Magee, 73, was accused in a 2009 investigation of mishandling reports of sexual abuse in his diocese. He quit his daily administrative duties a year ago and offered his resignation to the pope this month.
“To those whom I have failed in any way, or through any omission of mine have made suffer, I beg forgiveness and pardon,” Magee said in a statement after the Vatican announced that the pope had accepted his resignation.
Four other Irish bishops who have come under criticism for their handling of sex abuse cases have offered their resignations to the pope. He has accepted only one of them.
There have been growing calls in Ireland for the head of the Irish Church, Cardinal Sean Brady, to resign because he was involved in a cover-up of a case of sexual abuse when he was a priest in 1975.
But Brady, who has defended Magee in the past, has not yet tendered his resignation to the pope.
The bishop from southern Ireland was the most high-profile head to roll in a scandal that has gripped Ireland and has spread to a number of other European countries, including the pope’s native Germany.
Magee was well known in the Vatican. He served as one of two personal secretaries to Pope Paul VI, who died in 1978, and to his successor, John Paul I, who reigned for only 33 days. He kept that job for the first four years of the papacy of John Paul II and later served as Vatican master of ceremonies.
In 1981, Pope John Paul put Magee in the international spotlight when he dispatched him to Northern Ireland in an 11th-hour bid to try to convince IRA members, including Bobby Sands, to end their hunger strike.
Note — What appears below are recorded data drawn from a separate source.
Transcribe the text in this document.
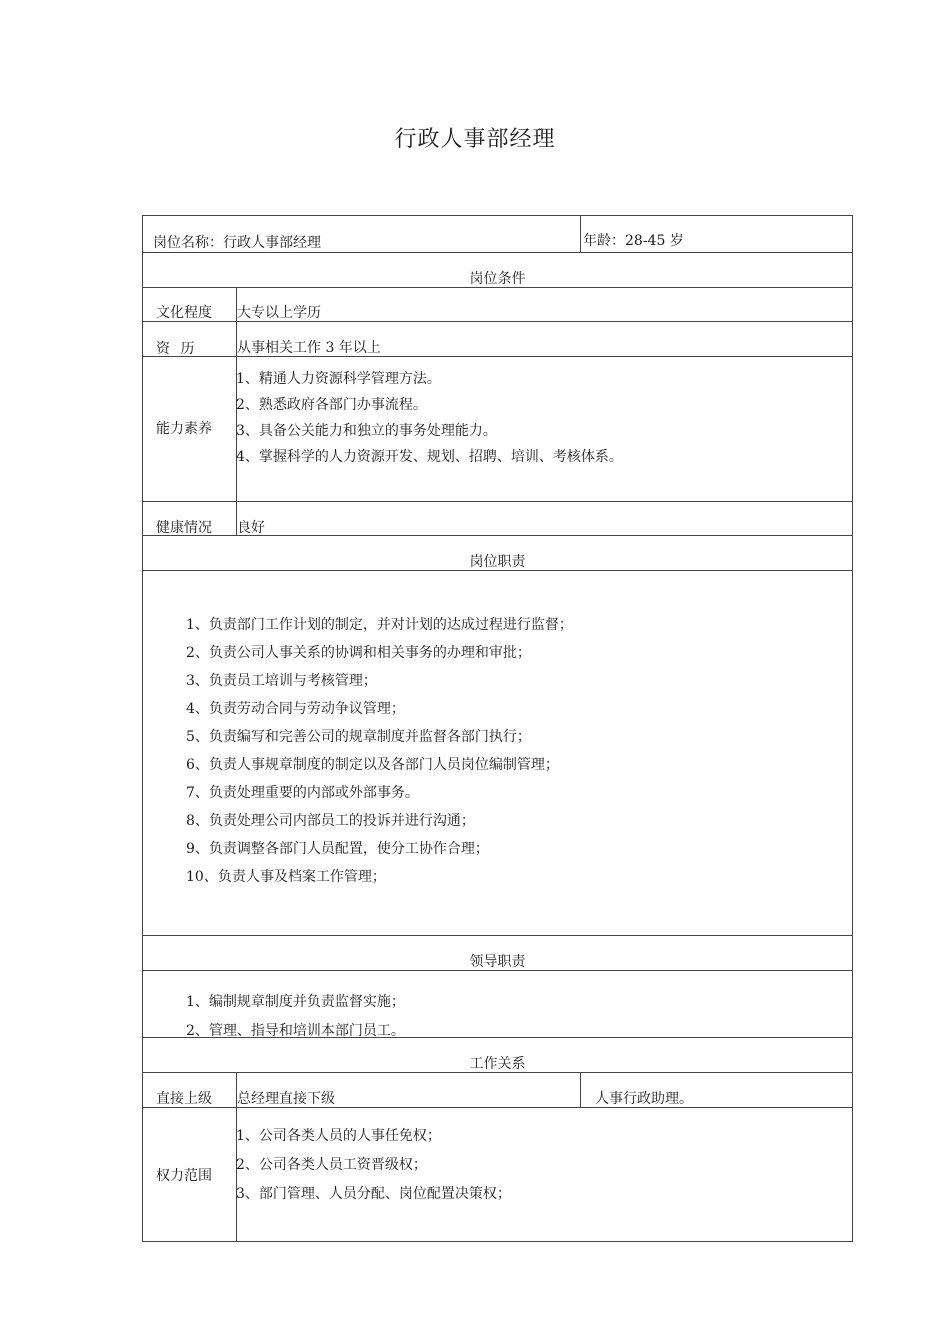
行政人事部经理
岗位名称：行政人事部经理	年龄：28-45 岁
岗位条件
文化程度 大专以上学历
资 历	从事相关工作 3 年以上
能力素养
1、精通人力资源科学管理方法。
2、熟悉政府各部门办事流程。
3、具备公关能力和独立的事务处理能力。
4、掌握科学的人力资源开发、规划、招聘、培训、考核体系。
健康情况 良好
岗位职责
1、负责部门工作计划的制定，并对计划的达成过程进行监督；
2、负责公司人事关系的协调和相关事务的办理和审批；
3、负责员工培训与考核管理；
4、负责劳动合同与劳动争议管理；
5、负责编写和完善公司的规章制度并监督各部门执行；
6、负责人事规章制度的制定以及各部门人员岗位编制管理；
7、负责处理重要的内部或外部事务。
8、负责处理公司内部员工的投诉并进行沟通；
9、负责调整各部门人员配置，使分工协作合理；
10、负责人事及档案工作管理；
领导职责
1、编制规章制度并负责监督实施；
2、管理、指导和培训本部门员工。
工作关系
直接上级 总经理直接下级	人事行政助理。
权力范围
1、公司各类人员的人事任免权；
2、公司各类人员工资晋级权；
3、部门管理、人员分配、岗位配置决策权；
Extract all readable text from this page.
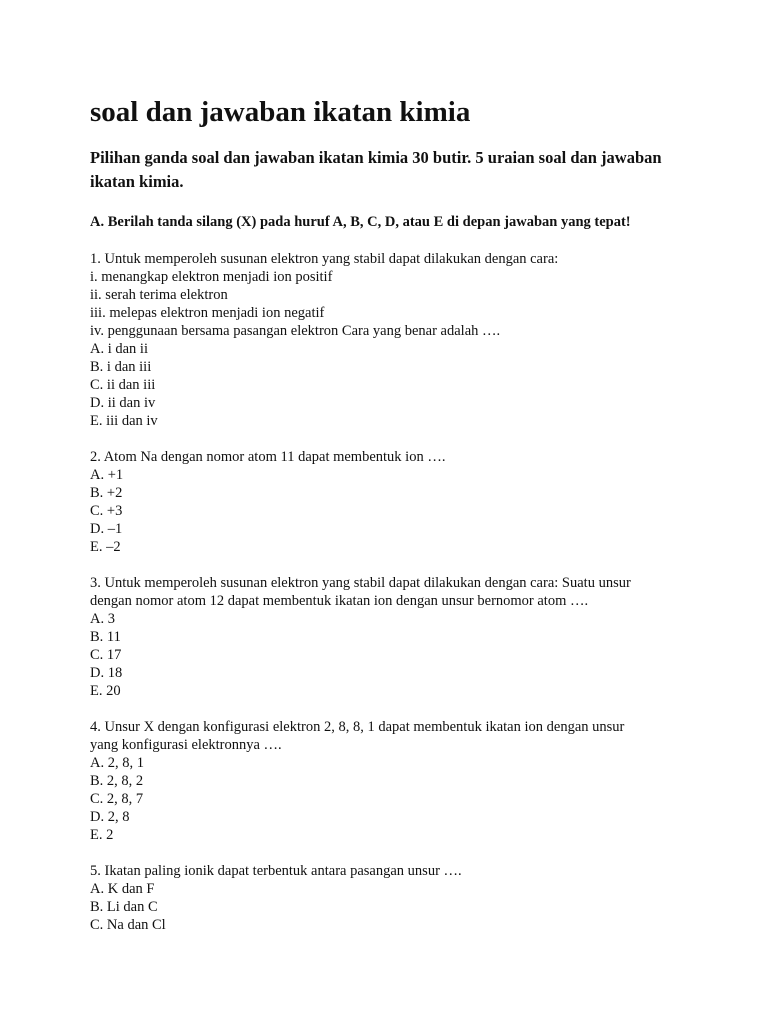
soal dan jawaban ikatan kimia

Pilihan ganda soal dan jawaban ikatan kimia 30 butir. 5 uraian soal dan jawaban ikatan kimia.

A. Berilah tanda silang (X) pada huruf A, B, C, D, atau E di depan jawaban yang tepat!

1. Untuk memperoleh susunan elektron yang stabil dapat dilakukan dengan cara:

i. menangkap elektron menjadi ion positif
ii. serah terima elektron
iii. melepas elektron menjadi ion negatif
iv. penggunaan bersama pasangan elektron Cara yang benar adalah ….
A. i dan ii
B. i dan iii
C. ii dan iii
D. ii dan iv
E. iii dan iv

2. Atom Na dengan nomor atom 11 dapat membentuk ion ….

A. +1
B. +2
C. +3
D. –1
E. –2

3. Untuk memperoleh susunan elektron yang stabil dapat dilakukan dengan cara: Suatu unsur
dengan nomor atom 12 dapat membentuk ikatan ion dengan unsur bernomor atom ….

A. 3
B. 11
C. 17
D. 18
E. 20

4. Unsur X dengan konfigurasi elektron 2, 8, 8, 1 dapat membentuk ikatan ion dengan unsur
yang konfigurasi elektronnya ….

A. 2, 8, 1
B. 2, 8, 2
C. 2, 8, 7
D. 2, 8
E. 2

5. Ikatan paling ionik dapat terbentuk antara pasangan unsur ….

A. K dan F
B. Li dan C
C. Na dan Cl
Sands later died.
Magee, bishop of Cloyne since 1987, had been under fire for his handling of reports of sexual abuse in his diocese. He faced calls to resign after a commission set up by the Church said in 2009 that his diocese had exposed children to risk by not responding appropriately to abuse allegations.
The investigation into the Cloyne diocese was separate from an Irish government report on the cover-up of sexual abuse cases in Dublin archdiocese.
The Murphy Report, published in November, said the church in Ireland had “obsessively” concealed child abuse in Dublin from 1975 to 2004, and operated a policy of “don’t ask, don’t tell.”